La France et d'autres pays durcissent le ton face à Pékin, accusant la surproduction chinoise de fragiliser davantage l'économie européenne.
"L’Europe doit ouvrir un nouveau chapitre dans sa relation avec la Chine", a averti Manfred Weber, président du Parti populaire européen (PPE) au Parlement européen, dans un entretien accordé au journal allemand Bild am Sonntag.
"L’ère de la naïveté est révolue", a-t-il déclaré, appelant l’Union à défendre ses intérêts économiques de manière plus claire et plus cohérente et à refonder sa relation avec la Chine.
À l’approche du sommet européen du 18 juin, plusieurs États membres, emmenés par la France, réclament une ligne plus ferme vis-à-vis de Pékin, avertissant que la surproduction chinoise et les exportations à bas prix sapent une économie européenne déjà fragile.
Les instituts de recherche, les responsables politiques et les médias tirent tous la sonnette d’alarme face au risque croissant d’une guerre commerciale entre l’UE et la Chine. Le 29 mai, la Commission européenne a indiqué dans un communiqué que, si la Chine reste un partenaire crucial, "l’état actuel de la relation commerciale et d’investissement n’est pas soutenable".
Le commissaire européen au Commerce, Maroš Šefčovič, a confirmé ce diagnostic après sa rencontre, jeudi à Paris, avec son homologue chinois, l’émissaire au commerce Li Chenggang. Il a indiqué que les autorités européennes et chinoises allaient engager un dialogue plus approfondi pour résoudre "ce qui devient un déficit commercial insoutenable avec la Chine".
Manfred Weber a abondé dans ce sens, déclarant que le déficit commercial de "presque un milliard d’euros par jour" mettait en péril la base industrielle de l’Europe et les emplois qualifiés. "Soit nous ripostons, soit la Chine va mettre à genoux une partie de notre industrie. L’UE doit désormais utiliser ses instruments de politique commerciale avec détermination et sans hésitation."
Il a cité en exemple les droits de douane de l’UE sur les véhicules électriques chinois, estimant que Bruxelles devrait être prête à recourir plus largement à ce type d’outils, voire à les renforcer.

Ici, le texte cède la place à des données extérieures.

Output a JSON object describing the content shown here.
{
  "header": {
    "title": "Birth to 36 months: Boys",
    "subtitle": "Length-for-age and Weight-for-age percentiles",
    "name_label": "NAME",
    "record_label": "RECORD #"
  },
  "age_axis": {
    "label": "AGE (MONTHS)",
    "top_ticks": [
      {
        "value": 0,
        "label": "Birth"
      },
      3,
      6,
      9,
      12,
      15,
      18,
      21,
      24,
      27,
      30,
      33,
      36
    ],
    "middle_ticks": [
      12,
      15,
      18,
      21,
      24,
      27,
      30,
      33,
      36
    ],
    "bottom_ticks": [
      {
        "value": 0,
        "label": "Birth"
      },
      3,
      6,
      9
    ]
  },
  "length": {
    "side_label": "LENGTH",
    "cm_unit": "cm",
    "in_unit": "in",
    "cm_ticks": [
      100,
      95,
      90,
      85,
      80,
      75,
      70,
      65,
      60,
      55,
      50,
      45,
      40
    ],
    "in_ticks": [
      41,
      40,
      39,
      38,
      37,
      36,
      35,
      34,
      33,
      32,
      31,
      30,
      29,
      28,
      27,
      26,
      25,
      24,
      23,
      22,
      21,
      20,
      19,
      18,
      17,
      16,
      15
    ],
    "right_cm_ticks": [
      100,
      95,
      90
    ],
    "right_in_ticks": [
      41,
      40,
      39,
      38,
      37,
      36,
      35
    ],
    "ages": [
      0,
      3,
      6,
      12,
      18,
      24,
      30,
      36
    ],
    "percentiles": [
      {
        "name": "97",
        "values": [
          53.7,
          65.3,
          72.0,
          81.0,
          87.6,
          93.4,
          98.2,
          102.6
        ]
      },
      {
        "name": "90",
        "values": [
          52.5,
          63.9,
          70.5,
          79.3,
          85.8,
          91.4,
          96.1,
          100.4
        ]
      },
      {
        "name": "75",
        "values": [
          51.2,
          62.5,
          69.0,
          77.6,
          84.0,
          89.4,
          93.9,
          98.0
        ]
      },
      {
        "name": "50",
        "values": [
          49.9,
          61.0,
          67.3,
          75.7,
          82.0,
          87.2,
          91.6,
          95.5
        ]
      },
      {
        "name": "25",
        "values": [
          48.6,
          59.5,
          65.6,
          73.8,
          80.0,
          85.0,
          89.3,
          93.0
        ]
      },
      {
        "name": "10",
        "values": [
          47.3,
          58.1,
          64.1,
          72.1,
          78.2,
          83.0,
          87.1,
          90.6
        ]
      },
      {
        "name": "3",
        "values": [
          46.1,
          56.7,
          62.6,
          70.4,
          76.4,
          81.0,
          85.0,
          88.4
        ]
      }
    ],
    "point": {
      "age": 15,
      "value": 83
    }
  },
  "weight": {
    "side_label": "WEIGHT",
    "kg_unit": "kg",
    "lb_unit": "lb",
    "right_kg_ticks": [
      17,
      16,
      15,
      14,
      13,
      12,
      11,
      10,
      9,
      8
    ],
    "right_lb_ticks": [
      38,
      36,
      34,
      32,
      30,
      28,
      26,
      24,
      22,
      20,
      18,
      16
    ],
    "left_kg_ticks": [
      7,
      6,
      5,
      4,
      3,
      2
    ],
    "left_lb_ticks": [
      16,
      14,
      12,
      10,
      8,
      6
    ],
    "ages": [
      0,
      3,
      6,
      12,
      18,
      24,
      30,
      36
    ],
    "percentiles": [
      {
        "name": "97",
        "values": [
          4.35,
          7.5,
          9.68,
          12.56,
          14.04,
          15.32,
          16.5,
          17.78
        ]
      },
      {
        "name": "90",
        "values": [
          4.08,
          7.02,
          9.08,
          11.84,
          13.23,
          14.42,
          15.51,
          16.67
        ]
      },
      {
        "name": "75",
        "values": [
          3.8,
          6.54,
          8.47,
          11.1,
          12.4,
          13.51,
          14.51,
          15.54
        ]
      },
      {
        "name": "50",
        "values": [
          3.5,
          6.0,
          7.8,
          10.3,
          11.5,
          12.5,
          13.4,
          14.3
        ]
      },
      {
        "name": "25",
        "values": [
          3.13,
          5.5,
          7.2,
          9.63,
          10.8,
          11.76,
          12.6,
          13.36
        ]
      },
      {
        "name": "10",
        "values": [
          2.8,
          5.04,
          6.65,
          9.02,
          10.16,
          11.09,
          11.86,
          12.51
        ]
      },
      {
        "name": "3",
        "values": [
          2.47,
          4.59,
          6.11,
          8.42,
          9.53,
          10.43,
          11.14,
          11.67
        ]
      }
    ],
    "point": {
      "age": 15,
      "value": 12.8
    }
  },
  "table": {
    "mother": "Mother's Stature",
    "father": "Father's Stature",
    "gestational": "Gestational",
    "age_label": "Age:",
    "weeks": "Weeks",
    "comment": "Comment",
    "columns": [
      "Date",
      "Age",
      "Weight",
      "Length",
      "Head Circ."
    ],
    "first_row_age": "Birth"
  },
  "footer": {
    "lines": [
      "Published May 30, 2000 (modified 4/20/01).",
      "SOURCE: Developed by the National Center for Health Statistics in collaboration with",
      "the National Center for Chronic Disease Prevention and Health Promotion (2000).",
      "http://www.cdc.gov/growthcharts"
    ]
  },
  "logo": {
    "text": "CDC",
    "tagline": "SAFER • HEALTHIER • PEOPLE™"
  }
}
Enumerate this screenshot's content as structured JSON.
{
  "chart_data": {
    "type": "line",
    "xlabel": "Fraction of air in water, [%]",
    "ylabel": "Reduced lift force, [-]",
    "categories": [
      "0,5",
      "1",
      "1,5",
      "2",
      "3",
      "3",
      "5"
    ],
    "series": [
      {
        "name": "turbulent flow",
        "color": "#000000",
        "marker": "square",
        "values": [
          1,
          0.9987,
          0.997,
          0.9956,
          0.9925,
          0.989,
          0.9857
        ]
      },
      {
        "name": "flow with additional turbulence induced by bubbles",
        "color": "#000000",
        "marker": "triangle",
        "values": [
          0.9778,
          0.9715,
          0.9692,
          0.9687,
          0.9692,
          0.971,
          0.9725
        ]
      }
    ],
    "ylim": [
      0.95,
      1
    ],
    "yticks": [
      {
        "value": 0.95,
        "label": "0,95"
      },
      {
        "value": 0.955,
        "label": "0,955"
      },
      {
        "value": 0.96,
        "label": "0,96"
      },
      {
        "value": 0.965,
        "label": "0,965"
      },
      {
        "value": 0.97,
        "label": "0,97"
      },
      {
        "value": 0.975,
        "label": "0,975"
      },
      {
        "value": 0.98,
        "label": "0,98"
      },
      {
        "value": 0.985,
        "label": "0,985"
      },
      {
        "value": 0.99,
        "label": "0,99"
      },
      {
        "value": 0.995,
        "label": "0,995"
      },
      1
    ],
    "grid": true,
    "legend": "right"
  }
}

Il a également répondu aux critiques naissantes concernant des fonds européens profitant indirectement à des entreprises chinoises. Dans un cas récent, une aide au développement soutenue par l’UE a servi à acquérir 380 bus au gaz naturel pour le Sénégal, un appel d’offres chinois meilleur marché ayant remporté le contrat face à un concurrent européen.
Il a insisté sur le fait qu’une telle situation ne devait plus se reproduire : "L’aide au développement européenne financée par les contribuables ne doit pas bénéficier à des entreprises chinoises." Et d’ajouter que, à l’avenir, "quiconque veut vendre en Europe devra respecter les règles européennes".
Une attitude commerciale plus ferme comporte toutefois des risques. Pékin pourrait riposter en restreignant ses exportations de matériaux critiques, comme les terres rares, ce qui ferait peser une menace sur l’industrie européenne, notamment en Allemagne. Les accords commerciaux existants avec des partenaires comme le Canada, les pays du Mercosur ou l’Inde ne suffiraient pas nécessairement à compenser de telles perturbations.
Manfred Weber affirme néanmoins que l’Europe dispose d’un important levier, en soulignant que l’accès au marché unique reste vital pour la Chine. "La Chine a besoin de nous", a-t-il déclaré, estimant que cette dépendance doit être utilisée pour garantir une concurrence équitable.